ITU Publishes Annual AI Governance Report 2025, Calling for Proactive and Adaptive International Frameworks
Source
The Annual AI Governance Report 2025: Steering the Future of AIInternational Telecommunication Union (ITU)
The International Telecommunication Union has published the Annual AI Governance Report 2025: Steering the Future of AI, its latest contribution to international AI policy discourse. The report, produced under the ITU's mandate as a specialized UN agency for information and communication technologies, advances the case for governance frameworks that are forward-looking rather than reactive, and designed to accommodate rapid technological change rather than address only current AI capabilities. It engages with the roles of diverse stakeholders, including governments, private sector actors, civil society, and standards organizations, in shaping coherent and interoperable global AI governance. The report is oriented toward the ISO, OECD, and UN ecosystem of institutions that collectively set the terms for international AI policy coordination.

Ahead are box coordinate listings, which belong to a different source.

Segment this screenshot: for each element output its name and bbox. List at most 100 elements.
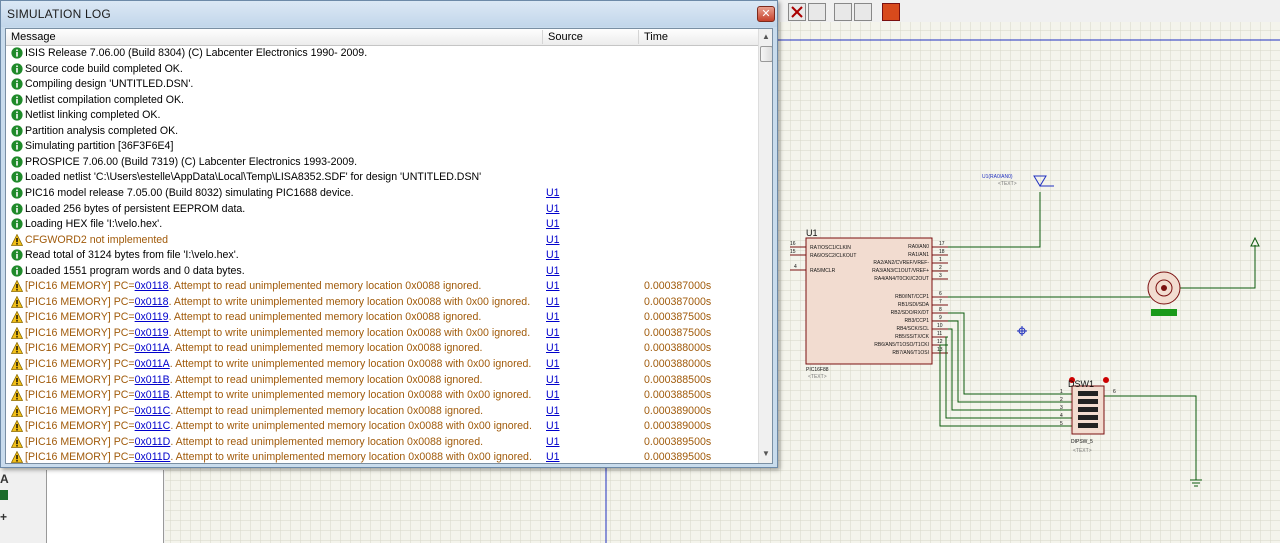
log-row[interactable]: Compiling design 'UNTITLED.DSN'.: [6, 77, 758, 93]
info-icon: [11, 218, 23, 230]
dsw-pin-num: 4: [1060, 413, 1063, 419]
document-icon[interactable]: [834, 3, 852, 21]
log-row[interactable]: ISIS Release 7.06.00 (Build 8304) (C) La…: [6, 46, 758, 62]
log-row[interactable]: [PIC16 MEMORY] PC=0x0118. Attempt to rea…: [6, 279, 758, 295]
log-row[interactable]: Loaded netlist 'C:\Users\estelle\AppData…: [6, 170, 758, 186]
source-link[interactable]: U1: [546, 388, 560, 403]
log-row[interactable]: [PIC16 MEMORY] PC=0x011D. Attempt to rea…: [6, 435, 758, 451]
log-message: [PIC16 MEMORY] PC=0x0118. Attempt to rea…: [25, 279, 481, 294]
probe-icon[interactable]: [808, 3, 826, 21]
window-title: SIMULATION LOG: [7, 7, 111, 21]
title-bar[interactable]: SIMULATION LOG ✕: [1, 1, 777, 27]
source-link[interactable]: U1: [546, 326, 560, 341]
log-message-prefix: [PIC16 MEMORY] PC=: [25, 280, 135, 293]
mcu-u1[interactable]: U1 PIC16F88 <TEXT> 16 15 4 RA7/OSC1/CLKI…: [790, 228, 948, 380]
source-link[interactable]: U1: [546, 217, 560, 232]
source-link[interactable]: U1: [546, 202, 560, 217]
column-header-message[interactable]: Message: [6, 30, 543, 44]
mcu-left-pin-label: RA6/OSC2/CLKOUT: [810, 253, 856, 259]
pc-address-link[interactable]: 0x011B: [135, 374, 170, 386]
log-row[interactable]: Netlist compilation completed OK.: [6, 93, 758, 109]
log-row[interactable]: [PIC16 MEMORY] PC=0x011A. Attempt to wri…: [6, 357, 758, 373]
delete-icon[interactable]: [788, 3, 806, 21]
source-link[interactable]: U1: [546, 419, 560, 434]
log-message: [PIC16 MEMORY] PC=0x011B. Attempt to wri…: [25, 388, 531, 403]
source-link[interactable]: U1: [546, 264, 560, 279]
log-row[interactable]: Loading HEX file 'I:\velo.hex'. U1: [6, 217, 758, 233]
log-message-text: . Attempt to read unimplemented memory l…: [170, 404, 484, 417]
bom-report-icon[interactable]: [882, 3, 900, 21]
pc-address-link[interactable]: 0x0118: [135, 280, 169, 292]
source-link[interactable]: U1: [546, 186, 560, 201]
log-row[interactable]: [PIC16 MEMORY] PC=0x011C. Attempt to wri…: [6, 419, 758, 435]
source-link[interactable]: U1: [546, 341, 560, 356]
source-link[interactable]: U1: [546, 404, 560, 419]
column-header-time[interactable]: Time: [639, 30, 758, 44]
log-row[interactable]: [PIC16 MEMORY] PC=0x0118. Attempt to wri…: [6, 295, 758, 311]
source-link[interactable]: U1: [546, 357, 560, 372]
log-message: Simulating partition [36F3F6E4]: [25, 140, 174, 153]
scroll-up-arrow-icon[interactable]: ▲: [760, 30, 772, 44]
log-row[interactable]: Netlist linking completed OK.: [6, 108, 758, 124]
log-row[interactable]: CFGWORD2 not implemented U1: [6, 233, 758, 249]
log-row[interactable]: Loaded 1551 program words and 0 data byt…: [6, 264, 758, 280]
scrollbar-thumb[interactable]: [760, 46, 772, 62]
pc-address-link[interactable]: 0x011D: [135, 436, 171, 448]
origin-tool-icon[interactable]: +: [0, 510, 7, 524]
log-row[interactable]: PROSPICE 7.06.00 (Build 7319) (C) Labcen…: [6, 155, 758, 171]
pc-address-link[interactable]: 0x0118: [135, 296, 169, 308]
pc-address-link[interactable]: 0x011C: [135, 405, 171, 417]
log-row[interactable]: [PIC16 MEMORY] PC=0x011C. Attempt to rea…: [6, 404, 758, 420]
log-row[interactable]: [PIC16 MEMORY] PC=0x0119. Attempt to rea…: [6, 310, 758, 326]
mcu-right-pin-num: 18: [939, 249, 945, 255]
source-link[interactable]: U1: [546, 450, 560, 463]
info-icon: [11, 62, 23, 75]
log-row[interactable]: Source code build completed OK.: [6, 62, 758, 78]
log-time: 0.000388500s: [644, 389, 712, 402]
log-message: Read total of 3124 bytes from file 'I:\v…: [25, 249, 239, 262]
pc-address-link[interactable]: 0x0119: [135, 311, 169, 323]
pc-address-link[interactable]: 0x011A: [135, 358, 170, 370]
source-link[interactable]: U1: [546, 435, 560, 450]
log-row[interactable]: [PIC16 MEMORY] PC=0x011A. Attempt to rea…: [6, 341, 758, 357]
export-icon[interactable]: [854, 3, 872, 21]
component-tool-icon[interactable]: [0, 490, 8, 500]
scroll-down-arrow-icon[interactable]: ▼: [760, 447, 772, 461]
log-list[interactable]: Message Source Time ISIS Release 7.06.00…: [5, 28, 773, 464]
close-button[interactable]: ✕: [757, 6, 775, 22]
mcu-right-pin-label: RA1/AN1: [908, 252, 929, 258]
log-row[interactable]: [PIC16 MEMORY] PC=0x011B. Attempt to wri…: [6, 388, 758, 404]
log-message-text: . Attempt to read unimplemented memory l…: [169, 373, 483, 386]
log-row[interactable]: Simulating partition [36F3F6E4]: [6, 139, 758, 155]
pc-address-link[interactable]: 0x011A: [135, 342, 170, 354]
log-row[interactable]: [PIC16 MEMORY] PC=0x011D. Attempt to wri…: [6, 450, 758, 464]
dsw-pin-num: 2: [1060, 397, 1063, 403]
mcu-right-pin-label: RB6/AN5/T1OSO/T1CKI: [874, 342, 929, 348]
pc-address-link[interactable]: 0x011C: [135, 420, 171, 432]
log-row[interactable]: Loaded 256 bytes of persistent EEPROM da…: [6, 202, 758, 218]
pc-address-link[interactable]: 0x011B: [135, 389, 170, 401]
source-link[interactable]: U1: [546, 233, 560, 248]
log-row[interactable]: [PIC16 MEMORY] PC=0x0119. Attempt to wri…: [6, 326, 758, 342]
log-message-prefix: [PIC16 MEMORY] PC=: [25, 295, 135, 308]
pc-address-link[interactable]: 0x0119: [135, 327, 169, 339]
log-row[interactable]: Read total of 3124 bytes from file 'I:\v…: [6, 248, 758, 264]
log-message-text: . Attempt to write unimplemented memory …: [170, 451, 532, 464]
mcu-right-pin-num: 12: [937, 339, 943, 345]
source-link[interactable]: U1: [546, 310, 560, 325]
mcu-right-pin-num: 8: [939, 307, 942, 313]
pc-address-link[interactable]: 0x011D: [135, 451, 171, 463]
column-header-source[interactable]: Source: [543, 30, 639, 44]
text-tool-icon[interactable]: A: [0, 472, 9, 486]
source-link[interactable]: U1: [546, 248, 560, 263]
log-row[interactable]: Partition analysis completed OK.: [6, 124, 758, 140]
motor-component[interactable]: [1147, 271, 1181, 316]
log-row[interactable]: PIC16 model release 7.05.00 (Build 8032)…: [6, 186, 758, 202]
log-row[interactable]: [PIC16 MEMORY] PC=0x011B. Attempt to rea…: [6, 373, 758, 389]
vertical-scrollbar[interactable]: ▲ ▼: [758, 29, 772, 463]
mcu-ref-label: U1: [806, 228, 818, 238]
source-link[interactable]: U1: [546, 295, 560, 310]
source-link[interactable]: U1: [546, 373, 560, 388]
device-list[interactable]: [46, 470, 164, 543]
source-link[interactable]: U1: [546, 279, 560, 294]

The publication arrives at a moment when divergent national and regional regulatory regimes are creating compliance complexity for multinational enterprises. The EU AI Act is moving through its phased implementation timeline, the United States has shifted toward a deregulatory posture under recent executive orders, and jurisdictions from Singapore to South Korea are advancing their own distinct frameworks. The ITU report addresses a recognized gap in this landscape: the absence of a widely adopted, adaptive international coordination mechanism that can keep pace with AI's technical evolution and align disparate national approaches around shared principles. The report reflects a broader trend in international governance bodies, including the OECD's updated AI Principles and UN General Assembly resolutions on AI governance, toward establishing common normative ground even where binding international law does not yet exist. ITU's engagement in this space reinforces its role alongside UNESCO and the OECD as a soft-law influence on national regulatory design.

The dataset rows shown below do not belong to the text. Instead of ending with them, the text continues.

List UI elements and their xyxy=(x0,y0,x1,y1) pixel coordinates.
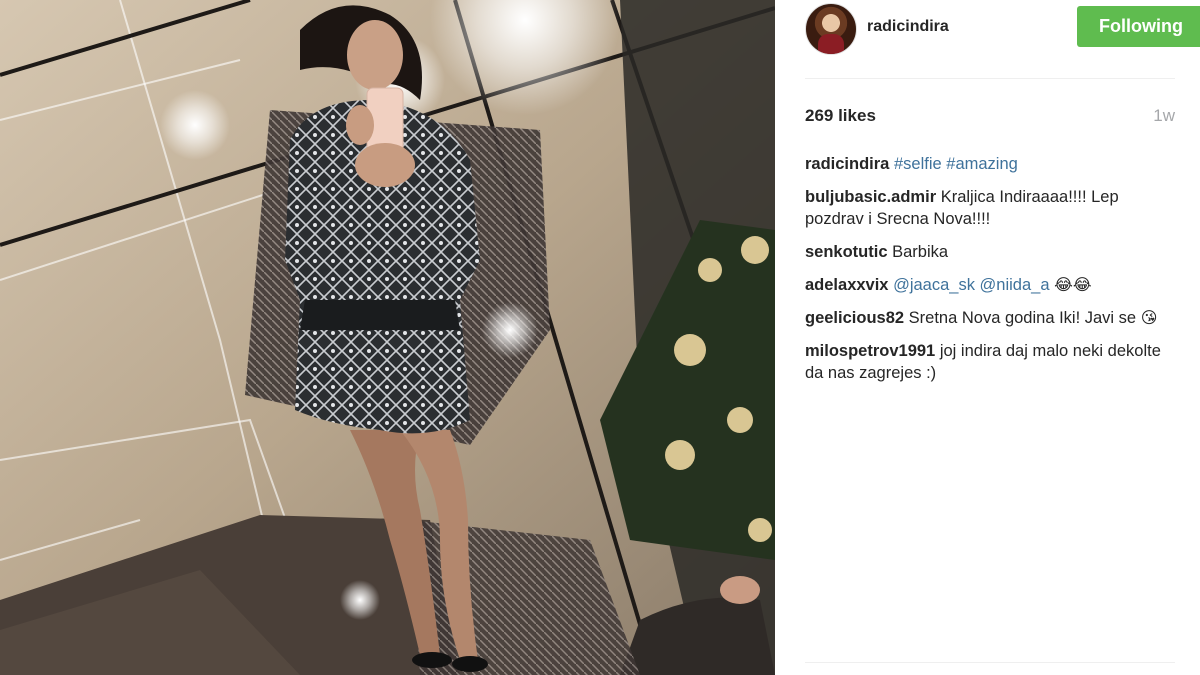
hashtag-link[interactable]: #selfie xyxy=(894,155,942,173)
avatar[interactable] xyxy=(805,3,857,55)
laughing-crying-emoji-icon: 😂 xyxy=(1054,277,1073,294)
comment-username[interactable]: senkotutic xyxy=(805,243,888,261)
comment-username[interactable]: adelaxxvix xyxy=(805,276,888,294)
caption: radicindira #selfie #amazing xyxy=(805,153,1165,175)
post-sidebar: radicindira Following 269 likes 1w radic… xyxy=(775,0,1200,675)
comment-item: milospetrov1991 joj indira daj malo neki… xyxy=(805,340,1165,384)
comment-text: Sretna Nova godina Iki! Javi se xyxy=(908,309,1137,327)
comment-username[interactable]: geelicious82 xyxy=(805,309,904,327)
likes-count[interactable]: 269 likes xyxy=(805,106,876,126)
post-header: radicindira Following xyxy=(805,0,1200,79)
mention-link[interactable]: @niida_a xyxy=(980,276,1050,294)
comment-item: buljubasic.admir Kraljica Indiraaaa!!!! … xyxy=(805,186,1165,230)
comment-item: adelaxxvix @jaaca_sk @niida_a 😂😂 xyxy=(805,274,1165,296)
header-username[interactable]: radicindira xyxy=(867,18,949,36)
kiss-emoji-icon: 😘 xyxy=(1140,310,1158,327)
comment-item: geelicious82 Sretna Nova godina Iki! Jav… xyxy=(805,307,1165,329)
following-button[interactable]: Following xyxy=(1077,6,1200,47)
comment-text: Barbika xyxy=(892,243,949,261)
comment-username[interactable]: milospetrov1991 xyxy=(805,342,935,360)
comment-username[interactable]: buljubasic.admir xyxy=(805,188,936,206)
post-time[interactable]: 1w xyxy=(1153,106,1175,126)
post-photo[interactable] xyxy=(0,0,775,675)
mirror-selfie-image xyxy=(0,0,775,675)
laughing-crying-emoji-icon: 😂 xyxy=(1072,277,1092,294)
mention-link[interactable]: @jaaca_sk xyxy=(893,276,975,294)
divider xyxy=(805,662,1175,663)
avatar-dress xyxy=(818,34,844,54)
hashtag-link[interactable]: #amazing xyxy=(946,155,1018,173)
caption-username[interactable]: radicindira xyxy=(805,155,889,173)
comments-list: radicindira #selfie #amazing buljubasic.… xyxy=(805,153,1165,395)
comment-item: senkotutic Barbika xyxy=(805,241,1165,263)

For enterprise compliance teams operating across multiple jurisdictions, the ITU report is relevant primarily as a signal of the direction in which international consensus is developing, particularly for organizations that must engage with regulators in markets where ITU guidance carries significant normative weight. Compliance officers should monitor whether the report's framing of adaptive and inclusive governance influences upcoming national framework revisions, especially in developing economies and Asia-Pacific markets where ITU standards carry substantial policy authority. Legal and regulatory affairs teams should assess whether the report's emphasis on interoperability between frameworks creates opportunities to use ISO 42001 or OECD AI Principles as bridging compliance instruments across jurisdictions. Organizations with significant exposure to UN procurement processes or to markets that closely track ITU guidance should flag this report for their government affairs and external policy engagement functions, as its recommendations may surface in bilateral and multilateral AI governance negotiations over the next 12 to 24 months.